Given this environment, defenders should treat any unpatched or unmitigated Ivanti EPMM appliance as potentially already compromised, particularly those exposed to the internet.

Detection and Response Guidance

Organizations running Ivanti EPMM should take the following steps immediately:

  • Apply Ivanti's emergency patches released alongside the January 29, 2026 disclosure without delay.
  • Run the updated BSI detection scripts and review published indicators of compromise (IOCs) to assess whether exploitation has occurred.
  • Audit web-accessible directories under the Tomcat webroot for unexpected JSP files or modified CSS files that may contain webshell artifacts.
  • Review HTTP access logs for requests matching the /mifs/c/appstore/fob/3/ endpoint pattern with anomalous parameter values.
  • Monitor DNS logs for unexpected outbound lookups to unknown domains originating from EPMM appliances — a sign of OAST-style callback activity.
  • Isolate appliances from the broader network if compromise is suspected and engage incident response resources before attempting remediation.

Conclusion

CVE-2026-1281 and CVE-2026-1340 represent a high-severity, actively exploited attack surface that demands urgent attention from any organization relying on Ivanti EPMM for mobile device management.

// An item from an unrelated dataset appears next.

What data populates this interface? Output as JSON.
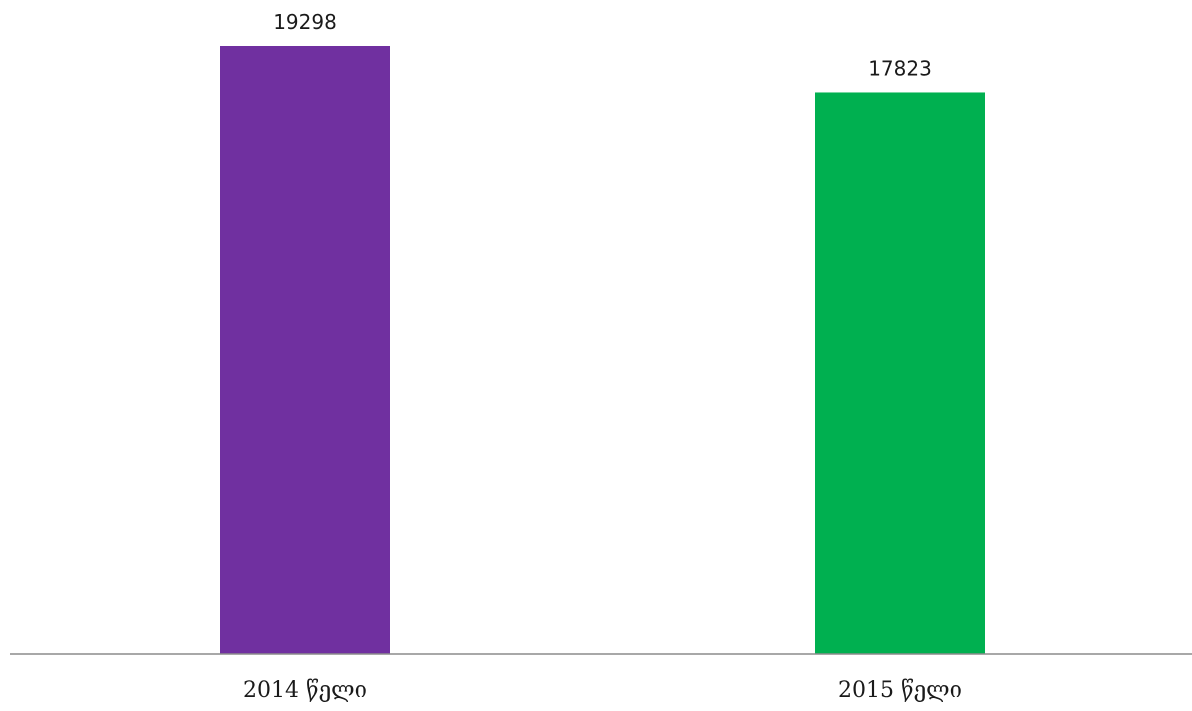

The combination of a trivial pre-authentication exploit path, rapid mass adoption by multiple threat actors, and confirmed post-exploitation persistence activity — including in-memory webshell deployment — makes this one of the most pressing enterprise vulnerability events of early 2026. Organizations that have not yet patched, assessed for compromise, or isolated affected appliances should treat this as a critical incident response priority.